Never doubt that a small group of thoughtful, committed citizens can change the world; indeed, it’s the only thing that ever has.” – Margaret Mead
Fifty years ago, in the same year that the first Earth Day launched the modern environmental movement, a small group of Amherst residents came together to form what would become Kestrel Land Trust. These local leaders, who also served on the Conservation Commission, saw the Amherst area begin to grow rapidly, and were alarmed that forests and farms were increasingly vulnerable to this new development pressure.
There was only so much the Town could do on its own. So, these passionate conservationists officially created The Kestrel Trust in December 1970 to support the Town’s efforts to protect its vital farms, forests, and riverways—to be the positive change they wanted to see in the world.

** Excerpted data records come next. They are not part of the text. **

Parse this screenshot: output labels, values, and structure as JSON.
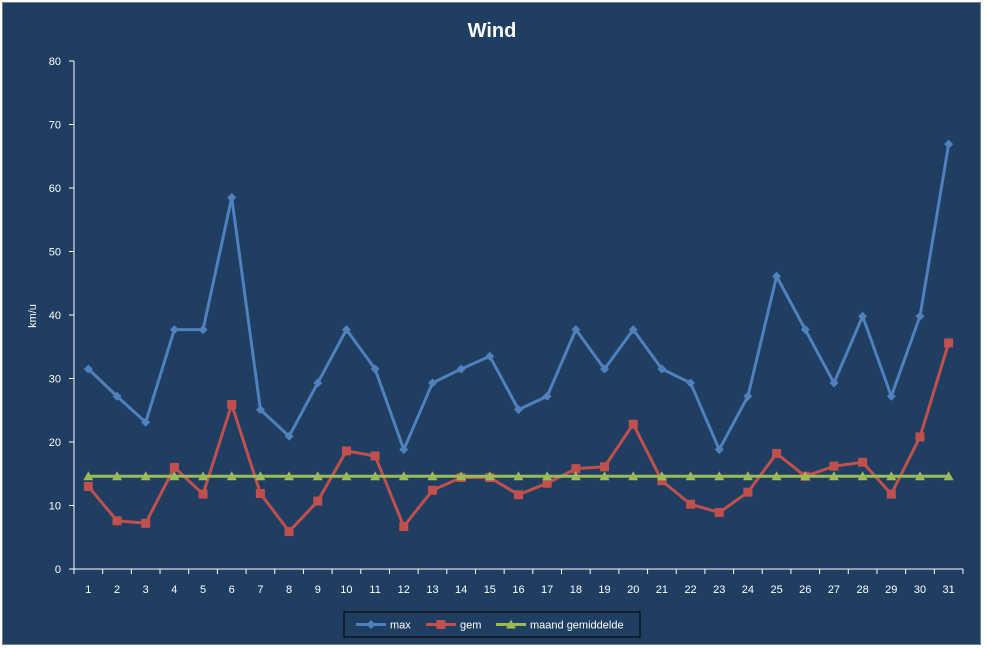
{
  "chart_data": {
    "type": "line",
    "title": "Wind",
    "ylabel": "km/u",
    "xlabel": "",
    "ylim": [
      0,
      80
    ],
    "yticks": [
      0,
      10,
      20,
      30,
      40,
      50,
      60,
      70,
      80
    ],
    "grid": false,
    "legend_position": "bottom",
    "background": "#1f3e61",
    "categories": [
      "1",
      "2",
      "3",
      "4",
      "5",
      "6",
      "7",
      "8",
      "9",
      "10",
      "11",
      "12",
      "13",
      "14",
      "15",
      "16",
      "17",
      "18",
      "19",
      "20",
      "21",
      "22",
      "23",
      "24",
      "25",
      "26",
      "27",
      "28",
      "29",
      "30",
      "31"
    ],
    "series": [
      {
        "name": "max",
        "color": "#4f81bd",
        "marker": "diamond",
        "values": [
          31.5,
          27.2,
          23.1,
          37.7,
          37.7,
          58.5,
          25.1,
          20.9,
          29.3,
          37.7,
          31.5,
          18.8,
          29.3,
          31.5,
          33.5,
          25.1,
          27.2,
          37.7,
          31.5,
          37.7,
          31.5,
          29.3,
          18.8,
          27.2,
          46.1,
          37.7,
          29.3,
          39.8,
          27.2,
          39.8,
          66.9
        ]
      },
      {
        "name": "gem",
        "color": "#c0504d",
        "marker": "square",
        "values": [
          13.0,
          7.6,
          7.2,
          16.0,
          11.8,
          25.9,
          11.9,
          5.9,
          10.7,
          18.6,
          17.8,
          6.7,
          12.4,
          14.4,
          14.4,
          11.7,
          13.5,
          15.8,
          16.1,
          22.8,
          13.9,
          10.2,
          8.9,
          12.1,
          18.2,
          14.6,
          16.2,
          16.8,
          11.8,
          20.8,
          35.6
        ]
      },
      {
        "name": "maand gemiddelde",
        "color": "#9bbb59",
        "marker": "triangle",
        "values": [
          14.6,
          14.6,
          14.6,
          14.6,
          14.6,
          14.6,
          14.6,
          14.6,
          14.6,
          14.6,
          14.6,
          14.6,
          14.6,
          14.6,
          14.6,
          14.6,
          14.6,
          14.6,
          14.6,
          14.6,
          14.6,
          14.6,
          14.6,
          14.6,
          14.6,
          14.6,
          14.6,
          14.6,
          14.6,
          14.6,
          14.6
        ]
      }
    ]
  }
}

Kestrel’s founding mothers and fathers included Janet Dakin, Robert McClung, Charles Chase, Bradlee Gage, Robert Garrabrants, Dona Motts, Thomas Quarles, and William Sheldon. Over the next five decades, many more dedicated volunteers joined them and continued the work to save land for people and for wildlife throughout the Valley, in the place they all called home.
It was no surprise that, during those early years, letters to Kestrel’s supporters from Janet Dakin and later directors were addressed to “Dear Kestrel Family.” Caring for home and family—the places we share with the people and wildlife we love—has always been at the heart of what we do. It still is today and it will continue to be for decades to come.
“So many people have been involved with Kestrel in these last five decades, and we want to honor you—the people who have come together to save forests and farms close to home,” said Kristin DeBoer, Kestrel’s Executive Director, who has worked with Kestrel for 20 of its 50 years.
“Although we are heartbroken not to be able celebrate this milestone in person due to the pandemic, we invite residents throughout the Valley to be part of a virtual commemoration of land conservation. This fall, we’ll be looking back at what everyone in the ‘Kestrel family’—our members, landowners, and partners—have made possible. And, we’ll look ahead to the places we can save, together, over the next 50 years for urban, rural, and suburban communities across the Valley.”
This month, we are kicking off our 50th anniversary online with R. Michelson Galleries’ virtual exhibit, Forests, Farms, and Riverways: 50 Years of Kestrel Land Trust. For generations, artists and their work have played a critical role in inspiring people to care about the future of our land. The works in this exhibit celebrate this connection and our shared love of the land. Kestrel is grateful to the artists and gallery for supporting our continued efforts to conserve the Pioneer Valley with proceeds from the sale of artworks from this show.
Help Kestrel Commemorate 50 Years of Conserving the Valley You Love!
Share your favorite stories, experiences, or memories of the land in the Valley or share your wishes for the next 50 years! Your contribution can be a story or a few sentences, a special photo of a memorable experience, or a short video message. We will collect and share them online as part of our 50th commemoration in December.
As we look ahead to the next 50 years, we know that saving our forests, farms, and trails for everyone in every community is more important than ever in this changing world. We are grateful that we can count on you—our Kestrel family—to help create a sustainable and healthy future for all in the Valley we love.